All schools have faced impacts of the pandemic, with many teachers having to teach online. There has also been a reduction in pay for teachers, especially beginning teachers. With the inflation rising and the price of everyday necessities becoming more expensive, the low pay gives less incentive and more requirement for teachers to leave and find a more financially stable job. While having to mentally toggle between passion for teaching and reality for a career in teaching, teachers already have the world expected of them. Teachers need to educate children, grade their papers, ensure they grow academically, and sometimes act as a parent to the children who don’t receive enough emotional support at home. Even at American University, a private Institution which tries to guarantee students and parents that they are a part of a network for “ambitious achievers, compassionate leaders and socially aware citizens”, which is a task that needs reputable teachers to achieve. While holding the promises of guaranteed success, the school was unfairly paying its staff. In 2019, the school’s president, Silvia Burwell, received a 9% increase in her salary, with her pay kissing a million dollars. Simultaneously, staff began to strengthen a union to ask for a pay raise. Fast forwarding to late August, the American University 2022-2023 school year started off with a five day long strike for fair pay for staff members.

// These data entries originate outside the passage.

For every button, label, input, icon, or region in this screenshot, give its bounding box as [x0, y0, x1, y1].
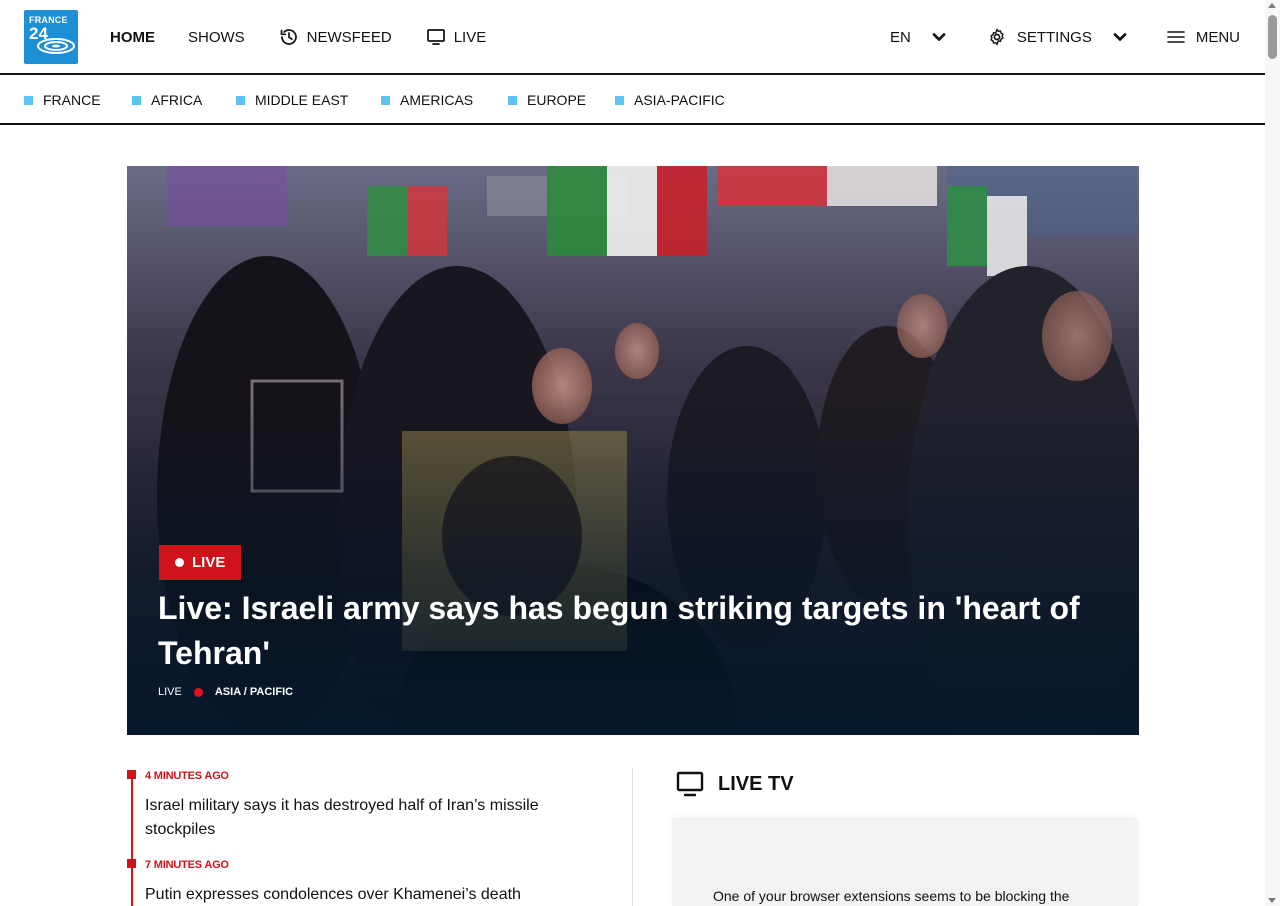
nav-newsfeed-label: NEWSFEED	[306, 28, 392, 46]
menu-label: MENU	[1195, 28, 1240, 46]
settings-label: SETTINGS	[1016, 28, 1092, 46]
scroll-thumb[interactable]	[1268, 15, 1277, 59]
scroll-down-arrow-icon[interactable]	[1268, 898, 1276, 903]
live-dot-icon	[175, 558, 184, 567]
feed-timeline	[131, 772, 133, 906]
hero-meta: LIVE ASIA / PACIFIC	[158, 686, 293, 698]
region-france[interactable]: FRANCE	[24, 92, 101, 108]
region-americas[interactable]: AMERICAS	[381, 92, 473, 108]
region-label: ASIA-PACIFIC	[634, 92, 725, 108]
adblock-message: One of your browser extensions seems to …	[713, 888, 1070, 904]
feed-marker	[127, 770, 136, 779]
chevron-down-icon	[1113, 33, 1127, 41]
header-utilities: EN SETTINGS MENU	[890, 27, 1240, 47]
live-badge: LIVE	[159, 545, 242, 580]
page-scrollbar[interactable]	[1265, 0, 1280, 906]
live-dot-icon	[193, 687, 203, 697]
menu-button[interactable]: MENU	[1166, 27, 1240, 47]
nav-newsfeed[interactable]: NEWSFEED	[279, 27, 392, 47]
hero-headline[interactable]: Live: Israeli army says has begun striki…	[158, 586, 1118, 676]
region-middle-east[interactable]: MIDDLE EAST	[236, 92, 348, 108]
language-label: EN	[889, 28, 911, 46]
france24-logo[interactable]: FRANCE 24	[24, 10, 78, 64]
feed-marker	[127, 859, 136, 868]
history-icon	[280, 29, 297, 45]
region-africa[interactable]: AFRICA	[132, 92, 202, 108]
chevron-down-icon	[932, 33, 946, 41]
scroll-up-arrow-icon[interactable]	[1268, 3, 1276, 8]
region-label: AFRICA	[151, 92, 203, 108]
page: FRANCE 24 HOME SHOWS NEWSFEED LIVE EN SE…	[0, 0, 1280, 906]
monitor-icon	[426, 29, 445, 45]
feed-headline[interactable]: Israel military says it has destroyed ha…	[145, 794, 595, 842]
region-label: MIDDLE EAST	[255, 92, 349, 108]
live-badge-label: LIVE	[192, 554, 226, 571]
nav-live[interactable]: LIVE	[426, 27, 487, 47]
live-feed: 4 MINUTES AGO Israel military says it ha…	[127, 766, 597, 906]
settings-button[interactable]: SETTINGS	[987, 27, 1130, 47]
nav-live-label: LIVE	[453, 28, 487, 46]
feed-time: 7 MINUTES AGO	[145, 859, 229, 871]
top-header: FRANCE 24 HOME SHOWS NEWSFEED LIVE EN SE…	[0, 0, 1265, 75]
main-nav: HOME SHOWS NEWSFEED LIVE	[110, 27, 486, 47]
column-divider	[632, 768, 633, 906]
logo-waves-icon	[37, 38, 75, 54]
region-label: FRANCE	[43, 92, 101, 108]
region-nav: FRANCE AFRICA MIDDLE EAST AMERICAS EUROP…	[0, 75, 1265, 125]
feed-headline[interactable]: Putin expresses condolences over Khamene…	[145, 883, 595, 906]
nav-home[interactable]: HOME	[110, 29, 155, 46]
region-marker	[24, 95, 33, 105]
hamburger-menu-icon	[1167, 31, 1185, 43]
hero-category[interactable]: ASIA / PACIFIC	[215, 686, 293, 698]
region-europe[interactable]: EUROPE	[508, 92, 586, 108]
nav-shows[interactable]: SHOWS	[188, 29, 245, 46]
live-tv-player[interactable]: One of your browser extensions seems to …	[672, 818, 1138, 906]
hero-article[interactable]: LIVE Live: Israeli army says has begun s…	[127, 166, 1139, 735]
region-asia-pacific[interactable]: ASIA-PACIFIC	[615, 92, 725, 108]
region-marker	[508, 95, 517, 105]
live-tv-header: LIVE TV	[676, 771, 794, 797]
language-selector[interactable]: EN	[890, 27, 949, 47]
region-marker	[132, 95, 141, 105]
region-marker	[236, 95, 245, 105]
hero-meta-live: LIVE	[158, 686, 182, 698]
region-label: EUROPE	[527, 92, 587, 108]
region-marker	[615, 95, 624, 105]
gear-icon	[990, 28, 1004, 46]
live-tv-title: LIVE TV	[718, 772, 794, 795]
region-marker	[381, 95, 390, 105]
tv-icon	[676, 771, 704, 797]
region-label: AMERICAS	[400, 92, 474, 108]
feed-time: 4 MINUTES AGO	[145, 770, 229, 782]
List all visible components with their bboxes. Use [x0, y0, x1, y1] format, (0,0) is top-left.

The strike, causing controversy amongst students and parents, for both its purpose and its inconvenient timing of existing during move-in. The students of the Class of 2026 have already voiced their support for the staff, by walking out during convocation during Burwell’s speech to the class. The walkout, as well as the strike as a whole, ended up in news articles in not only DC, but around the world (thanks Australia).
Despite the coverage the strike received, every teacher and staff member of a school district or institution should not have to strike to receive a salary that acknowledges the jarring inflation. There needs to be better allocations to fund for teachers that allows that to keep a job in teaching and not need to work a part-time job on the side. But there cannot be a flux of money that goes mainly to staff members with tenure and/or a high position (ex. The majority of the money goes to the principal despite the comfortable life they show while teachers voice their concerns of not being able to pay rent). The American Education System needs to take more action toward the ideals it claims of loving and supporting teachers. If teachers were truly respected, they wouldn’t be paid pennies and they wouldn’t have the march for a livable wage.